We've got the text of BMA chair Dr Hamish Meldrum's highly effective, ovation-winning speech online here. From the bits I could see, the room appears minded for a fight with the Government, but perhaps not total opposition.

And the Commons health select committee continues its inquiry into commissioning, with an evidence session hearing from John Black (President, Royal College of Surgeons of England), Alwen Williams CBE (Chief Executive, East London and the City Alliance PCT cluster,) Dr Paul Hobday GP, and Sean Boyle (Senior Research Fellow, London School of Economics),
Suzanne Tracey (President, Healthcare Financial Management Association), Noel Plumridge, independent consultant, Andy McKeon (Managing Director for Health, Audit Commission) and Professor Margaret Whitehead (Professor of Public Health, University of Liverpool). This is streamed online here from 10.30.

And fans of NHS Supreme Soviet Chair Comrade Sir David Nicholson, which I know you all are, can find him explaining NHS procurement to the lucky, lucky PAC here.

Another Bad Day for Andrew Lansley
I feel like I've used that sub-head a million times, but you'll already have seen that his farcical public health responsibility deal has been holed below the water: yesterday by almost all the major public health bodies on the alcohol strategy side, and today by Diabetes UK and the British Heart Foundation on the obesity side, as The Guardian reports.

On the bright side, 170 supermarkets and some food manufacturers have apparently signed up to something that won't make them do much.
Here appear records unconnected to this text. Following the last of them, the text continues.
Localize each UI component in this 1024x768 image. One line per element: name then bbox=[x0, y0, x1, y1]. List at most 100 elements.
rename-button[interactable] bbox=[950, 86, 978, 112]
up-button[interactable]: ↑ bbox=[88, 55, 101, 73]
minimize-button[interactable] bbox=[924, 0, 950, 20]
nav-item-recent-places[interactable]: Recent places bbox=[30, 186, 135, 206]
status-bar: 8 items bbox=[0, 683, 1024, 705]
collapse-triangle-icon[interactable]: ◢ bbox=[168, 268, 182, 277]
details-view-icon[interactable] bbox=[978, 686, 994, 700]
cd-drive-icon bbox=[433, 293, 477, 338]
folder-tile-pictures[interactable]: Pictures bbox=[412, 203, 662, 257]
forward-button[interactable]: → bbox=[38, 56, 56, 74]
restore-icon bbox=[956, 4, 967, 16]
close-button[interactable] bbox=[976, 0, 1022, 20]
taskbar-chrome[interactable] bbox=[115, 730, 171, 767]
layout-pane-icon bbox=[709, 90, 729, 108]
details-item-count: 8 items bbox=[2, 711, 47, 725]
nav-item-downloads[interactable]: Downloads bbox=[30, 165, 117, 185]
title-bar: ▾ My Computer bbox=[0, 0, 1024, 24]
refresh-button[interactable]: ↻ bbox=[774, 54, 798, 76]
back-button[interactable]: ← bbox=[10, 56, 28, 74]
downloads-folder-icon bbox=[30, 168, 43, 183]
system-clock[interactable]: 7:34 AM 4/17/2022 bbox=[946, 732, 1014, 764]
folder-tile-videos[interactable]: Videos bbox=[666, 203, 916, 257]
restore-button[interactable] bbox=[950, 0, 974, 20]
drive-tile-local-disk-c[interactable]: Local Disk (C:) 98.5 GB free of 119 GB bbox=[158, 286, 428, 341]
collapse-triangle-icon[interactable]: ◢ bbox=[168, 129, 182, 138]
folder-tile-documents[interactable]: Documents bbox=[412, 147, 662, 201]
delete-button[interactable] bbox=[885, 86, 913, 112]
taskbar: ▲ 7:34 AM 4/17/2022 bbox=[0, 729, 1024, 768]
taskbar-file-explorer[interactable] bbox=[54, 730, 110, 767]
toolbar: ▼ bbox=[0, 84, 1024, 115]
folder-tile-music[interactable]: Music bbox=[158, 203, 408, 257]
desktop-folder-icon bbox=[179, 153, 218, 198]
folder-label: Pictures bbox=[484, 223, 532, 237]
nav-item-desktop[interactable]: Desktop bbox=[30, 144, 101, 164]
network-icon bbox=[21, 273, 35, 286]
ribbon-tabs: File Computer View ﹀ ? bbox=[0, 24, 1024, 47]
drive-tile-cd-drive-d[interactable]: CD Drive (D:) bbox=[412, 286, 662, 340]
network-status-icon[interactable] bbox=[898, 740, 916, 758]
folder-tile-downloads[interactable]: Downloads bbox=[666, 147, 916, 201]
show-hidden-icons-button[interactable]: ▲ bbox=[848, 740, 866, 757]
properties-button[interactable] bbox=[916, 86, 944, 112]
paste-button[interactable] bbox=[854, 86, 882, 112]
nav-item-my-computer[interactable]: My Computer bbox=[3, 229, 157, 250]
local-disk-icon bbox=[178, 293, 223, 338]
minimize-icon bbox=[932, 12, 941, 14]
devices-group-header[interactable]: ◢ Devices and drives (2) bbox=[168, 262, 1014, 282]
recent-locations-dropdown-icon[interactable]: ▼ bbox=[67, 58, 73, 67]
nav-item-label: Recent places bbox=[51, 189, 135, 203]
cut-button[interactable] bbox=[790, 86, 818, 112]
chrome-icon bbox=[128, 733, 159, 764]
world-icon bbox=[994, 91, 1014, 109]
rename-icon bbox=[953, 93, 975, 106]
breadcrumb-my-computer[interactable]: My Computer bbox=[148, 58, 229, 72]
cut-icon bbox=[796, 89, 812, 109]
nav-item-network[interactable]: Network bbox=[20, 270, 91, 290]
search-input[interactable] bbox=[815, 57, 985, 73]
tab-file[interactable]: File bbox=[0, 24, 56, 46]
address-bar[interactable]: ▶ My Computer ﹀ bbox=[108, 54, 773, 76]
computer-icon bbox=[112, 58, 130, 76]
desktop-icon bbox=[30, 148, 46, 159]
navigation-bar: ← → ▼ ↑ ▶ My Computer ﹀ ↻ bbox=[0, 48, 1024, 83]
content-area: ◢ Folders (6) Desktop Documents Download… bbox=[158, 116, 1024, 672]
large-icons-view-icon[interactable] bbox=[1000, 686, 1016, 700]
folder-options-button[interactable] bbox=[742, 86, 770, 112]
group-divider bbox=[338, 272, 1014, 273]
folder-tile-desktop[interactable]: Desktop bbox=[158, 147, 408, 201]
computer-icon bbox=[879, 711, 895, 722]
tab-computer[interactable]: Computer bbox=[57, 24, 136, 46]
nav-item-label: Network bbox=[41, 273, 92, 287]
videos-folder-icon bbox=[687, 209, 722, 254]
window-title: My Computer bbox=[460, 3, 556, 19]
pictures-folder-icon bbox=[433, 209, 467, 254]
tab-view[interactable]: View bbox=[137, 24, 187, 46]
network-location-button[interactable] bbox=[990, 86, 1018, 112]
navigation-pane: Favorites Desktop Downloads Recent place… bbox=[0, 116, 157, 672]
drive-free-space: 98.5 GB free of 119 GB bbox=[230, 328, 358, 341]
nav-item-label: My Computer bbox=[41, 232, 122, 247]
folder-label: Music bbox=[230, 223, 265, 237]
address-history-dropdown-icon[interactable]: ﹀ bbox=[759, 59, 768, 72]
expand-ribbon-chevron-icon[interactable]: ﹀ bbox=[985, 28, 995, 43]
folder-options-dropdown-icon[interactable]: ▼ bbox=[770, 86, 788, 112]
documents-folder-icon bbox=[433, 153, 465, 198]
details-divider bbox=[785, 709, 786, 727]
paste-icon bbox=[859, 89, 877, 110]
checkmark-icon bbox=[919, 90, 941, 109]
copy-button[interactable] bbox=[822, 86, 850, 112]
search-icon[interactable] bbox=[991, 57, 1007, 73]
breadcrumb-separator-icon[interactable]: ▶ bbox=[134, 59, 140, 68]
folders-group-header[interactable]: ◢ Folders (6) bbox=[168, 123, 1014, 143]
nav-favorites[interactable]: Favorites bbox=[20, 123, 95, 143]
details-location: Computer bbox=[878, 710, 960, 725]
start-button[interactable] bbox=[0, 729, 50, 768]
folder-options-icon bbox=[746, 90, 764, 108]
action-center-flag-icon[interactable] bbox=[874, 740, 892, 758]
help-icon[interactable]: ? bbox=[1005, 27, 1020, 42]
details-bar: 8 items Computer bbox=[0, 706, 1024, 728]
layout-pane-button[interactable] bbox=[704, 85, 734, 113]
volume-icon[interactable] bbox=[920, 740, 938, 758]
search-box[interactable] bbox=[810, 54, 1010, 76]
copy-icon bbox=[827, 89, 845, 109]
Whoopee.

Might Our Saviour And Liberator feel his hand is strengthened by today's PAC report criticising NHS hospital productivity?

Perhaps, a little bit. However, he will also be aware that more productivity in acute settings in against the direction of travel, cost-wise. The report suggests that the funding increase has gone into quality more than into productivity.

Lansley will cling hard to the first part of its line that "the Department and an expert independent witness told the committee that although the risks to delivering savings have increased in light of the planned reforms, the reforms could increase its ability to improve productivity in some areas"; his opponents will clang hard to the second.

His critics will also cite the lines on "‘best practice tariffs to promote greater hospital efficiency. On the one hand, this tariff system could promote efficiency and productivity, but on the other hand could prioritise price over quality. The Department needs to set out how it will mitigate the risk that, with best practice tariffs and any increased price competition, hospitals may reduce the quality of service, or may decide not to provide some services".